Altered Biodistribution
The criteria for altered biodistribution are met if any of the following is
detected on visual inspection of the required gamma images:
• Intense localization of radiotracer in the liver and spleen and bone marrow
indicative of reticuloendothelial system uptake.
• Increased uptake in normal organs (not involved by tumor) such as:
o Diffuse uptake in normal lung more intense than the liver.
o Kidneys have greater intensity than the liver on the posterior view.
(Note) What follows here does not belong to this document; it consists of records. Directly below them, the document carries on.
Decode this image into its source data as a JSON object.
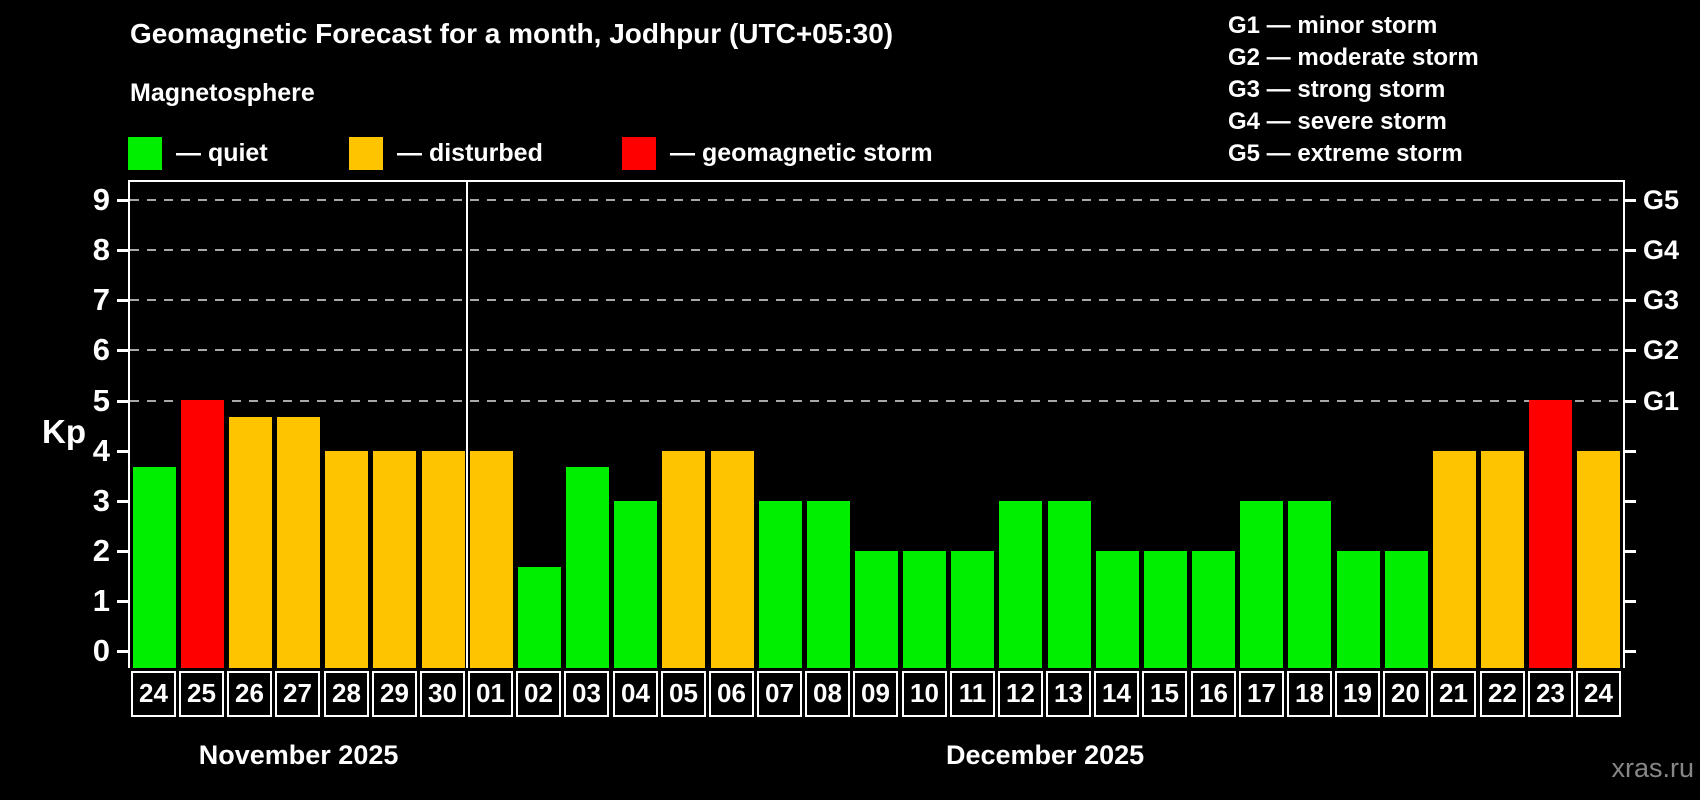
{
  "header": {
    "title": "Geomagnetic Forecast for a month, Jodhpur (UTC+05:30)",
    "subtitle": "Magnetosphere"
  },
  "legend": {
    "items": [
      {
        "key": "quiet",
        "label": "— quiet",
        "color": "#00ee00"
      },
      {
        "key": "disturbed",
        "label": "— disturbed",
        "color": "#ffc400"
      },
      {
        "key": "storm",
        "label": "— geomagnetic storm",
        "color": "#ff0000"
      }
    ]
  },
  "g_scale_legend": {
    "items": [
      {
        "text": "G1 — minor storm"
      },
      {
        "text": "G2 — moderate storm"
      },
      {
        "text": "G3 — strong storm"
      },
      {
        "text": "G4 — severe storm"
      },
      {
        "text": "G5 — extreme storm"
      }
    ]
  },
  "chart_data": {
    "type": "bar",
    "ylabel": "Kp",
    "ylim": [
      0,
      9.6
    ],
    "yticks": [
      0,
      1,
      2,
      3,
      4,
      5,
      6,
      7,
      8,
      9
    ],
    "gridlines": [
      5,
      6,
      7,
      8,
      9
    ],
    "right_axis_labels": [
      {
        "kp": 5,
        "label": "G1"
      },
      {
        "kp": 6,
        "label": "G2"
      },
      {
        "kp": 7,
        "label": "G3"
      },
      {
        "kp": 8,
        "label": "G4"
      },
      {
        "kp": 9,
        "label": "G5"
      }
    ],
    "categories": [
      "24",
      "25",
      "26",
      "27",
      "28",
      "29",
      "30",
      "01",
      "02",
      "03",
      "04",
      "05",
      "06",
      "07",
      "08",
      "09",
      "10",
      "11",
      "12",
      "13",
      "14",
      "15",
      "16",
      "17",
      "18",
      "19",
      "20",
      "21",
      "22",
      "23",
      "24"
    ],
    "values": [
      3.67,
      5,
      4.67,
      4.67,
      4,
      4,
      4,
      4,
      1.67,
      3.67,
      3,
      4,
      4,
      3,
      3,
      2,
      2,
      2,
      3,
      3,
      2,
      2,
      2,
      3,
      3,
      2,
      2,
      4,
      4,
      5,
      4
    ],
    "statuses": [
      "quiet",
      "storm",
      "disturbed",
      "disturbed",
      "disturbed",
      "disturbed",
      "disturbed",
      "disturbed",
      "quiet",
      "quiet",
      "quiet",
      "disturbed",
      "disturbed",
      "quiet",
      "quiet",
      "quiet",
      "quiet",
      "quiet",
      "quiet",
      "quiet",
      "quiet",
      "quiet",
      "quiet",
      "quiet",
      "quiet",
      "quiet",
      "quiet",
      "disturbed",
      "disturbed",
      "storm",
      "disturbed"
    ],
    "months": [
      {
        "label": "November 2025",
        "days": 7
      },
      {
        "label": "December 2025",
        "days": 24
      }
    ],
    "separator_after_index": 6
  },
  "watermark": "xras.ru"
}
o Fixed areas (unchanged with time) of uptake in the normal bowel greater than
uptake in the liver.
o In less than 0.5% of patients receiving In-111 Zevalin, prominent bone marrow
uptake was observed, characterized by clear visualization of the long bones and
ribs. Consider bone marrow involvement by lymphoma, increased marrow activity
due to recent hematopoietic growth factor administration, and increased
reticuloendothelial uptake in patients with HAMA and HACA, as possible causes of
prominent bone marrow uptake. Re-assess biodistribution after correction of
underlying factors.
Whole-body g-camera images of representative patients obtained at 24 h after administration of 111In-ibritumomab
tiuxetan (A), showing prominent bone marrow and splenic uptake, and at 3 and 48 h after administration of 111In-ibritumomab tiuxetan (B), showing greater than expected renal uptake.